Friday May 29, 2009
Clearer picture on economic recovery in two to three months
By YAP LENG KUEN
PUTRAJAYA: There are mixed signals on the economic recovery front although some confidence has returned.
However, a clearer picture will emerge in the next two to three months when more impact from the stimulus package would have been felt.
“Based on some economic indicators, we believe there are signs of improving demand in the market, for instance, the rising prices of crude oil (US$36 per barrel in mid-January to US$62 per barrel), palm oil (RM1,700 per tonne in January to RM2,772 per tonne) and rubber (lowest RM4.48 per kg in January to RM5.64 per kg) as well as the better performance of the stockmarket,” said Tan Sri Sulaiman Mahbob, the director-general of the Economic Planning Unit.
In addition, the industrial production index (IPI) in March moderated with a smaller decline year-on-year of 14.4% compared with -14.7% in February.
However, on a month-on-month basis, the IPI recorded positive growth of 6.2% compared with -3.7% in February.
Total exports year-on-year fell by 15.9% in March; however, month-on-month, it increased by 10.2% in March compared with 3.4% due to improvement in manufactured exports.

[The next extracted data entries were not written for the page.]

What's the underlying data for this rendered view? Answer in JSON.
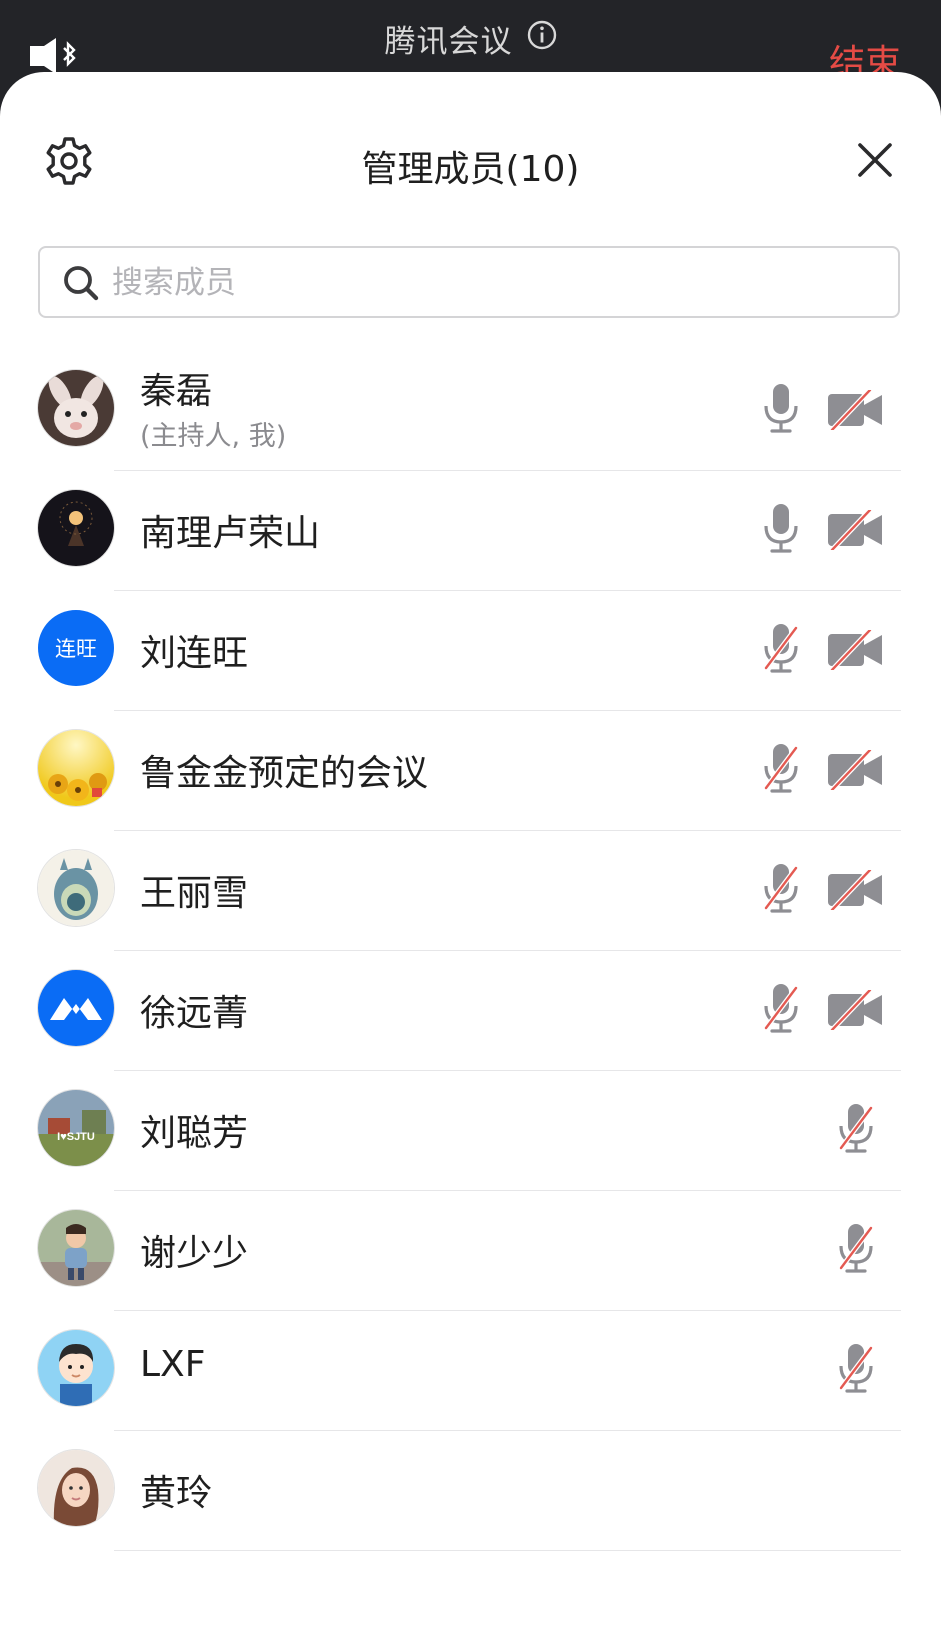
{
  "topbar": {
    "title": "腾讯会议",
    "end_label": "结束"
  },
  "panel": {
    "title": "管理成员(10)"
  },
  "search": {
    "placeholder": "搜索成员"
  },
  "colors": {
    "end_red": "#e54b45",
    "muted_red": "#e45a52",
    "icon_gray": "#8e8e93",
    "avatar_blue": "#0a6cf5"
  },
  "members": [
    {
      "name": "秦磊",
      "role": "(主持人, 我)",
      "avatar": "rabbit-photo",
      "mic": "on",
      "camera": "off"
    },
    {
      "name": "南理卢荣山",
      "avatar": "dark-photo",
      "mic": "on",
      "camera": "off"
    },
    {
      "name": "刘连旺",
      "avatar_text": "连旺",
      "avatar": "text-avatar",
      "mic": "off",
      "camera": "off"
    },
    {
      "name": "鲁金金预定的会议",
      "avatar": "flowers-photo",
      "mic": "off",
      "camera": "off"
    },
    {
      "name": "王丽雪",
      "avatar": "totoro-photo",
      "mic": "off",
      "camera": "off"
    },
    {
      "name": "徐远菁",
      "avatar": "meeting-logo",
      "mic": "off",
      "camera": "off"
    },
    {
      "name": "刘聪芳",
      "avatar": "campus-photo",
      "avatar_text": "I♥SJTU",
      "mic": "off"
    },
    {
      "name": "谢少少",
      "avatar": "child-photo",
      "mic": "off"
    },
    {
      "name": "LXF",
      "avatar": "cartoon-boy",
      "mic": "off"
    },
    {
      "name": "黄玲",
      "avatar": "portrait-photo"
    }
  ]
}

“We believe the current economic crisis is about to bottom out,” Sulaiman told StarBiz yesterday.
Malaysia is not alone in this and the rate of contraction in many countries is expected to moderate from the second quarter onwards.
However, he believed the Malaysian economy would experience a relatively gradual recovery before picking up in the second half of next year.
Overall, the recovery of the economy will depend on the world economy, especially of the US and other major trading partners such as the European Union, Japan and China.
“The US has a strong economic base and intellectual capital, and is expected to recover from the crisis faster than any other economy especially with the strong leadership of President Barack Obama,’’ he said.
“Malaysia has enough international reserves at US$88bil (which can finance 8.3 months of retained imports and 3.8 times of short term debt). With a savings rate of 35% of gross domestic product, we have a sufficient pool of funds to stimulate the economy,” Sulaiman said.
On the stimulus package, he said the first stimulus package of RM7bil (of which RM6.4bil had been disbursed and RM3.9 billion spent) would be fully implemented this year.
For the second stimulus package which carried a RM15bil fiscal component, a total of RM14.5bil has been disbursed and RM3.7bil spent.
“The impact of both packages is expected to be felt in the second half, as implementation will take full steam by then,” Sulaiman said.
“We are monitoring weekly on the progress of the projects from the design, award, implementation and payment stage. We also see if the Ministries and agencies are spending and to find out the reasons if they are slow. Sometimes, it is because they need to examine and certify the payments as per the job done.
“We are taking it very seriously as standards of living have been affected and we don’t want it to get worse,” he said.
On the latest revision of the year’s economic contraction by 4%-5%, he said the Government remained cautious and prudent, and would monitor the impact of the present stimulus packages before making any further decisions.
Moreover, the Government has given guarantees on bank loans for the small and medium scale enterprises for which response has been encouraging.
On further spending by the Government, Sulaiman said the private sector could be encouraged to spend via deregulation and liberalisation measures.